If you’ve seen the Historic Havering article in this month’s Living in Havering magazine, it might interest you to know that reprints of all 3 of the Charles Perfect books mentioned about Hornchurch are available from the Havering Museum.
Our Village was written in 1912 followed in 1917 by Ye Olde Village of Hornchurch and in 1920 he published Hornchurch in the Great War.
Our Village was first published in 1912, this is a mirror of life in Hornchurch at the time, noting local personalities and their strengths, organisations that functioned in the village, political matters (including whether street lighting should be introduced in Emerson Park), and anecdotes about this and that – some true, some less than fact.
There is a village Who’s Who at the end of the book that might have pleased some of the people concerned, but probably made others rather cross.

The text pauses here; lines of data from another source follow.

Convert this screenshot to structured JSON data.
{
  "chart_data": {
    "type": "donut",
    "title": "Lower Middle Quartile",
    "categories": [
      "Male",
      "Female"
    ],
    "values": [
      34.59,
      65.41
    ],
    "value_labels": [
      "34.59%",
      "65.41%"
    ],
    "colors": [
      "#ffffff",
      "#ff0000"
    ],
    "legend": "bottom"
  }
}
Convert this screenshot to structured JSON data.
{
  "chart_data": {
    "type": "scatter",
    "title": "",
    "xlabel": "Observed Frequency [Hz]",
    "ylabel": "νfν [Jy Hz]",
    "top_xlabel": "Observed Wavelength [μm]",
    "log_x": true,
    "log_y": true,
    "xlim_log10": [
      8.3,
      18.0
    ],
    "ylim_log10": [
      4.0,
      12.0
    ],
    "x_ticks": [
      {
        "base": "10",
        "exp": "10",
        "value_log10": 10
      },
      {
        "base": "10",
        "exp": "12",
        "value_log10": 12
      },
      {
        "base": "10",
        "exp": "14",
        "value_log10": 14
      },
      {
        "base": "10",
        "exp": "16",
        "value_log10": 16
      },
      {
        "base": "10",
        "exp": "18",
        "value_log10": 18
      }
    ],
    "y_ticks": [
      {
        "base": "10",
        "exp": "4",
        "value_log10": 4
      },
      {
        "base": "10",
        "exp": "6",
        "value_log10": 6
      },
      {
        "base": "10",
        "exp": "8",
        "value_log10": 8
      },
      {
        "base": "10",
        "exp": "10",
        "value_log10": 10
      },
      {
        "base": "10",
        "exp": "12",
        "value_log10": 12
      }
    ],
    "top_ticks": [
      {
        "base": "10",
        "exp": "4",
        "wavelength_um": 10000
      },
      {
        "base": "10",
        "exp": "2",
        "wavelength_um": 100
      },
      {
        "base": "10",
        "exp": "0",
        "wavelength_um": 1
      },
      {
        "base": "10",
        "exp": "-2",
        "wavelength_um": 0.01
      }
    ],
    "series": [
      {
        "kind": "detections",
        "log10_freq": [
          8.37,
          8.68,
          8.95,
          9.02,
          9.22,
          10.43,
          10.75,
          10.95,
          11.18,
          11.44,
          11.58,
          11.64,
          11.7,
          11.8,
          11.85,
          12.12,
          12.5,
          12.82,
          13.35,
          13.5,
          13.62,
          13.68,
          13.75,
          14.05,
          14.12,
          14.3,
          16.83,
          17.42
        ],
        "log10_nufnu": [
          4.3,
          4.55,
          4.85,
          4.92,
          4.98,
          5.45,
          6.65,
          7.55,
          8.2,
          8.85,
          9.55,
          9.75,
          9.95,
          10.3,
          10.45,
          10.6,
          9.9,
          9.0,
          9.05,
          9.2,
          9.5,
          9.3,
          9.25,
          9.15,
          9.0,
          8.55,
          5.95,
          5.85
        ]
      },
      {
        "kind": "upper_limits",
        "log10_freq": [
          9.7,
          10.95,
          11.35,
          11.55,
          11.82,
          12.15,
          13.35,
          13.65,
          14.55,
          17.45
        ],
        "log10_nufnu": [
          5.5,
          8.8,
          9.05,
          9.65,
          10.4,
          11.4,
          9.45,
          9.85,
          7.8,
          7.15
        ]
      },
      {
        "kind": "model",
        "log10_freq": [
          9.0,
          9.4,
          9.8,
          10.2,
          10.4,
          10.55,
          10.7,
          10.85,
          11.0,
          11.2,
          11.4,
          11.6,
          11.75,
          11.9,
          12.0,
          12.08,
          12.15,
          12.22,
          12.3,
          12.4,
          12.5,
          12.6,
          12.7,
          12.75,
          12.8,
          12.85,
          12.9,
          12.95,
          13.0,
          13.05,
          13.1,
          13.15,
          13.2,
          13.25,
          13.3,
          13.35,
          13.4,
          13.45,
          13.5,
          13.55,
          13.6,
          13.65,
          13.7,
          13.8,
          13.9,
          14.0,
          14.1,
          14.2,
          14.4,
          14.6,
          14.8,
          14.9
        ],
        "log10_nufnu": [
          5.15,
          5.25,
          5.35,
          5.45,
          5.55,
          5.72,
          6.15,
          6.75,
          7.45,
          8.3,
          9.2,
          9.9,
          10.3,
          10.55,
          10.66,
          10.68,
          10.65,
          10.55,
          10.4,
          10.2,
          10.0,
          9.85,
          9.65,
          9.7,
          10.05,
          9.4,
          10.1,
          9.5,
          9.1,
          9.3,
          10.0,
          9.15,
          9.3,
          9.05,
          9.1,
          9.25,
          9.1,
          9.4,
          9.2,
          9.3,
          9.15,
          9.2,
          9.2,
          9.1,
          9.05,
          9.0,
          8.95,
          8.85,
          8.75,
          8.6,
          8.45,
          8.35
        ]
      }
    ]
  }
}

The final section of the book is NOTES ON THE HISTORY OF HORNCHURCH, by Herbert Dale (chaplain and Vicar Temporal of Hornchurch) which goes briskly through the story of Hornchurch and Havering Liberty from the time of Edward the Confessor to the Boer War. There is a full index for the first time, and a second separate index for the final section.
Ye Olde Village of Hornchurch was originally published in 1917, the history of Hornchurch renowned for its leather industry in the Middle Ages ranges from the earliest times to the Great War when Grey Towers was a hospital for the New Zealand forces. At the time of the establishment of the Liberty of Havering St Andrews was the mother church for the area and so the story extends far beyond the present parish boundaries. Some of the photographs of contemporary Hornchurch are showing their age, but this is a vibrant record of a thriving town.
Hornchurch in the Great War is a record of events from 4th August 1914 to 10th January 1920 (the official date for the end of First World War), including civilian and military men and women who contributed to the war effort. The Sportsman’s Battalion and the New Zealand Convalescent Hospital at Grey Towers are detailed, as is war work at the Roneo Works. Every detail of activity in Hornchurch during that time was meticulously recorded, together with the Roll of Honour recording all servicemen who were in the forces and those who died on the battlefield or in hospital. Original published in 1920.